I have come across the following in my Computational Finance slides but I'm unsure on the final equality.
$ \bar{r}_P = \sum_{i=1}^{n}w_i\bar{r_i} = \sum_{i=1}^{n}\frac{1}{n}\bar{r} = \bar{r}$
I have come across the following in my Computational Finance slides but I'm unsure on the final equality.

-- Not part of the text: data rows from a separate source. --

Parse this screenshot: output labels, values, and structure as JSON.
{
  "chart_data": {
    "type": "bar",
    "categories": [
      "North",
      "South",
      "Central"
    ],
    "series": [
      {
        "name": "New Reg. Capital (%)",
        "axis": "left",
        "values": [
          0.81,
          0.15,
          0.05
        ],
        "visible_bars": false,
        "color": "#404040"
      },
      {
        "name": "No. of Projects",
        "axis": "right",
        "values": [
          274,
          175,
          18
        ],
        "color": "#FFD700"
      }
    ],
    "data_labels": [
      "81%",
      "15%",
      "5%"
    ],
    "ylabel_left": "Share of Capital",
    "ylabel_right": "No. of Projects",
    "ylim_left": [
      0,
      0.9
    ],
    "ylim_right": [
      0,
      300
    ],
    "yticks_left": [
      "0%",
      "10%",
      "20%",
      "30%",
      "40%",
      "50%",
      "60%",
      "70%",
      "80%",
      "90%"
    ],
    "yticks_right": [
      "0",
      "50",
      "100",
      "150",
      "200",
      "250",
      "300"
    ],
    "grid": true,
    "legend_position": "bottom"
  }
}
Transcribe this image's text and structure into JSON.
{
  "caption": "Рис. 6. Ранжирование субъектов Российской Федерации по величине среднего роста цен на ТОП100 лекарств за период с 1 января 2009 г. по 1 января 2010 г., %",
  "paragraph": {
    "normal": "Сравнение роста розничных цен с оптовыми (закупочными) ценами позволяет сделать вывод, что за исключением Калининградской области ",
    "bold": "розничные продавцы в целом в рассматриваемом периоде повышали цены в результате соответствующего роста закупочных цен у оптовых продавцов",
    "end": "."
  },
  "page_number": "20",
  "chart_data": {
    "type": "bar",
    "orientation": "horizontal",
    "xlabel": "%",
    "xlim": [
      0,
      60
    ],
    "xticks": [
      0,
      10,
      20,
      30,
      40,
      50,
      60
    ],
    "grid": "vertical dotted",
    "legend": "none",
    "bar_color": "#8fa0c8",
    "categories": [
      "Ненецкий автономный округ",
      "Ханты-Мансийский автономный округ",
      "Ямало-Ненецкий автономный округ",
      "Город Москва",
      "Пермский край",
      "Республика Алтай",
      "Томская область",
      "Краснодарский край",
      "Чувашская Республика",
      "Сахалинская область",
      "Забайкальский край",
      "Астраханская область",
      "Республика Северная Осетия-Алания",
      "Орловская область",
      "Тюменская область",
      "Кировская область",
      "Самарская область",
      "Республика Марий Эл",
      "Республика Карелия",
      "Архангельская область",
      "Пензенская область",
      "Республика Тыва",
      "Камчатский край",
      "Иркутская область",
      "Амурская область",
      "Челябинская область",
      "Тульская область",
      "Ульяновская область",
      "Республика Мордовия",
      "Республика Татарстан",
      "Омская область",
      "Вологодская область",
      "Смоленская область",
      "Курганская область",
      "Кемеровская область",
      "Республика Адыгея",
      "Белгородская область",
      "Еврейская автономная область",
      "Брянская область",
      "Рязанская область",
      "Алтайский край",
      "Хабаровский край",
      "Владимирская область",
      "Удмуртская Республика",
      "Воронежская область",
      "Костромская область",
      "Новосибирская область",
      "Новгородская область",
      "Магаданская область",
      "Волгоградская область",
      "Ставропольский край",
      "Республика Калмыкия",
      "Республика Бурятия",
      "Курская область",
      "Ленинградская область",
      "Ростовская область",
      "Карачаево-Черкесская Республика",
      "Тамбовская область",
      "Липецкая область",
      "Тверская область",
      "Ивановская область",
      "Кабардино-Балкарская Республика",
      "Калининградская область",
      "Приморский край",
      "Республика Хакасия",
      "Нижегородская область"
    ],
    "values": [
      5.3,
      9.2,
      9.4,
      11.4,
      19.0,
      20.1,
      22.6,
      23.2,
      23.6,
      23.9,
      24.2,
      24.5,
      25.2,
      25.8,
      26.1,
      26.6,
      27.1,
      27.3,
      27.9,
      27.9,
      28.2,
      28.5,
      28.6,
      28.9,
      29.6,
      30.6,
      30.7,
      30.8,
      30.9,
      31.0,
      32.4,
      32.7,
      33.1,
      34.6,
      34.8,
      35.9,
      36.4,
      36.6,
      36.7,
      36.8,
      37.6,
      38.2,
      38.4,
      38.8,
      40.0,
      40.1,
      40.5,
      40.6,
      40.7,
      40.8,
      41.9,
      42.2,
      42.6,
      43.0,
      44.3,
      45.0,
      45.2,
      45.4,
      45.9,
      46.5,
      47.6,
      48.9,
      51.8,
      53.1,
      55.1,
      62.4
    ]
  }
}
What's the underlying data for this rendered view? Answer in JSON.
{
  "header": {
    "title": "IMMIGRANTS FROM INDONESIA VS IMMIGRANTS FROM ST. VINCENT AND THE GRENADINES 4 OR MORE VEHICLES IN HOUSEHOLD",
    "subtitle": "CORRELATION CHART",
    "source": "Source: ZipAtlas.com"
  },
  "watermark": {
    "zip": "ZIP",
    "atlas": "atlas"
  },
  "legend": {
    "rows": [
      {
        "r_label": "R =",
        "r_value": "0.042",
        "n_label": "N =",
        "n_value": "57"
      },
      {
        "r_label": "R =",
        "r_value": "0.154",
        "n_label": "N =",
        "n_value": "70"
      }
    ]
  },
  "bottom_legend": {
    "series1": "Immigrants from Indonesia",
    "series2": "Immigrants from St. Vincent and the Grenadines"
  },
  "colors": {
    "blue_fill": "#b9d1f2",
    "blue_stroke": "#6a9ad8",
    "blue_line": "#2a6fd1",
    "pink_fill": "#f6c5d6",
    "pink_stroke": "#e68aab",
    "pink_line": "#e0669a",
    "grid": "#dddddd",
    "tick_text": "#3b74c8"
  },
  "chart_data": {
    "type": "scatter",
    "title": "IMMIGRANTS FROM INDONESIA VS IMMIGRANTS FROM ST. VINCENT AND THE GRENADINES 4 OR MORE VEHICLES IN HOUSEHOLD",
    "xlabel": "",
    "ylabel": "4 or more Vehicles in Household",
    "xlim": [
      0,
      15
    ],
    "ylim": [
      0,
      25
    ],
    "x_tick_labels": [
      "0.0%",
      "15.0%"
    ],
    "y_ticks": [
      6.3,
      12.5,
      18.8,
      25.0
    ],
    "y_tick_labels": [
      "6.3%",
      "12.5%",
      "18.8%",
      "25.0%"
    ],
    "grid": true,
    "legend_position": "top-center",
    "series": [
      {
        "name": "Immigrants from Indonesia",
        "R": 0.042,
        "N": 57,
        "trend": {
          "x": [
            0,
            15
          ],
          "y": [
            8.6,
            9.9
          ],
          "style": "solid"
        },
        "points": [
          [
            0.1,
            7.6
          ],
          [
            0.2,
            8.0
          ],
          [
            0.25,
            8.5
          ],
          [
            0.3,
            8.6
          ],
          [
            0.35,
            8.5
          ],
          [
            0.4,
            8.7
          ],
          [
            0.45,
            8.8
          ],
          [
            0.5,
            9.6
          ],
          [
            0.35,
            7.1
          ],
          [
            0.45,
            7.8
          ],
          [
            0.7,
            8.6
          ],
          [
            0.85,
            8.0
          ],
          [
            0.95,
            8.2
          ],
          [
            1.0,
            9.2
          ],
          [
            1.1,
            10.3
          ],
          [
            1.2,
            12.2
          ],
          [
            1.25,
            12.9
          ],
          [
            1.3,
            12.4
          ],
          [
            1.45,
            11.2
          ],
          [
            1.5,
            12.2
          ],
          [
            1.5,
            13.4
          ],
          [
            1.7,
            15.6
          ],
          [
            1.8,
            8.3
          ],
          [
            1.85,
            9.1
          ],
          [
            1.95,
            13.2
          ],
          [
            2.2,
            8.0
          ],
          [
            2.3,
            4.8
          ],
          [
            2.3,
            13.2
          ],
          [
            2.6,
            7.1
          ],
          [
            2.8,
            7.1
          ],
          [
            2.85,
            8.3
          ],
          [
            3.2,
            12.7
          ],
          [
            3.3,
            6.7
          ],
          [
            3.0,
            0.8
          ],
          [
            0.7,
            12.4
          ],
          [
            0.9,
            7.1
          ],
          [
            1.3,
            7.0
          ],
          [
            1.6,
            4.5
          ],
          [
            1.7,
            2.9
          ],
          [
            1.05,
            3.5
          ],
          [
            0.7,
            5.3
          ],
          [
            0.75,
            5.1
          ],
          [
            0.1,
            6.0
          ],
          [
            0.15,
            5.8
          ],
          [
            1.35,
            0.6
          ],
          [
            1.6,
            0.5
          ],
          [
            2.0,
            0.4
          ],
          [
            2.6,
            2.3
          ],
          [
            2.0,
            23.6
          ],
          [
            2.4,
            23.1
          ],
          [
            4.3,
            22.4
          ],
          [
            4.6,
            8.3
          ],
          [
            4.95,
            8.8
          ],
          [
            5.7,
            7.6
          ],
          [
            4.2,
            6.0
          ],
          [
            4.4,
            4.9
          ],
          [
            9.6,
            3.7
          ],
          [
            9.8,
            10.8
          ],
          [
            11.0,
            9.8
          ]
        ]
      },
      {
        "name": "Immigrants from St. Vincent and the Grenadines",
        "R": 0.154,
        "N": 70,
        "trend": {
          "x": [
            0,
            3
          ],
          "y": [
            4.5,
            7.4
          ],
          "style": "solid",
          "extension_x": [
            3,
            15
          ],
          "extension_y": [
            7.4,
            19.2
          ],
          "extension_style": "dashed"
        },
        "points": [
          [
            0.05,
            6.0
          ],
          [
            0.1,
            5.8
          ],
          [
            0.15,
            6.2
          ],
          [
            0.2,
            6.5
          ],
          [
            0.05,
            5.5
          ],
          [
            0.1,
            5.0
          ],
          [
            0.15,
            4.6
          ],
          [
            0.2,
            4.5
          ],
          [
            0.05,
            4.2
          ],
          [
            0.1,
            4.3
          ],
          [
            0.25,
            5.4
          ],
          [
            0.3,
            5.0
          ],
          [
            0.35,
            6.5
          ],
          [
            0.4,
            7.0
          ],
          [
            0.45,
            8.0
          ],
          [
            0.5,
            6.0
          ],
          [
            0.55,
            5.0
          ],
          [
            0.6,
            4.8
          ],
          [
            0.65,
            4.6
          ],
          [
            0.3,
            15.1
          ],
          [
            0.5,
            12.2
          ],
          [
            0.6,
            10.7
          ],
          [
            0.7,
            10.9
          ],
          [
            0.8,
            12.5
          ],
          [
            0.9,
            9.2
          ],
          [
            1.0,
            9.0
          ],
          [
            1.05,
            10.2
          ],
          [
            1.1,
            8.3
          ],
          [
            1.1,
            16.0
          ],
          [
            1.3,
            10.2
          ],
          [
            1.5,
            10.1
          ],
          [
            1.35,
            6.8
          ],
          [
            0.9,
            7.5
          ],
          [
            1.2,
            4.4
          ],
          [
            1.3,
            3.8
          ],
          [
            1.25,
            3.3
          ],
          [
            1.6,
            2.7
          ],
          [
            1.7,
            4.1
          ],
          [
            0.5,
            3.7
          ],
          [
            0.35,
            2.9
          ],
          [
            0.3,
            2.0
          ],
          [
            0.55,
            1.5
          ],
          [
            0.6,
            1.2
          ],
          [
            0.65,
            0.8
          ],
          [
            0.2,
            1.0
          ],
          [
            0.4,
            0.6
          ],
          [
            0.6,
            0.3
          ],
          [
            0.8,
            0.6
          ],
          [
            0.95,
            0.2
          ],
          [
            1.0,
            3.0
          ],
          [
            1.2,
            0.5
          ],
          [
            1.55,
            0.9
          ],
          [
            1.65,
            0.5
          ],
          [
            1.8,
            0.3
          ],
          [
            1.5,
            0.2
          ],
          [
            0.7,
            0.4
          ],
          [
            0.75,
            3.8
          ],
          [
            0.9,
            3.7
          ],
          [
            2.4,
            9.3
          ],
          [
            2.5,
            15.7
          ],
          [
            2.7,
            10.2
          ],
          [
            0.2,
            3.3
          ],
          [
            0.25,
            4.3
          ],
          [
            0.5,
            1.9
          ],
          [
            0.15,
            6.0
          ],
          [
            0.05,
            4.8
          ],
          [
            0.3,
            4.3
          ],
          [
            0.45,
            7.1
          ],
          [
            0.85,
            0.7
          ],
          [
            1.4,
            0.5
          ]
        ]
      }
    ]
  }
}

$ \bar{r}_P = \sum_{i=1}^{n}w_i\bar{r_i} = \sum_{i=1}^{n}\frac{1}{n}\bar{r} = \bar{r}$
Keep in mind that $n$ is independent of the index sum, so it is constant wrt $i$: $\sum_{i=1}^n \frac{1}{n}=\frac{1}{n}\sum_{i=1}^n1=\frac{1}{n}\cdot n=1 $
See:
$1=1$ $\frac{1}{2}+\frac{1}{2}=1 $ $\frac{1}{3}+\frac{1}{3}+\frac{1}{3}=1$ $\frac{1}{4}+\frac{1}{4}+\frac{1}{4}+\frac{1}{4}=1$ $\cdots\cdots\cdots$
$\sum_{i=1}^{n}\frac{1}{n} =\frac{1}{n}+\frac{1}{n}+\frac{1}{n}+ \cdots + \frac{1}{n}$ (n terms)
Cut a pie into $n$ equal pieces. What proportion of the pie is in each piece?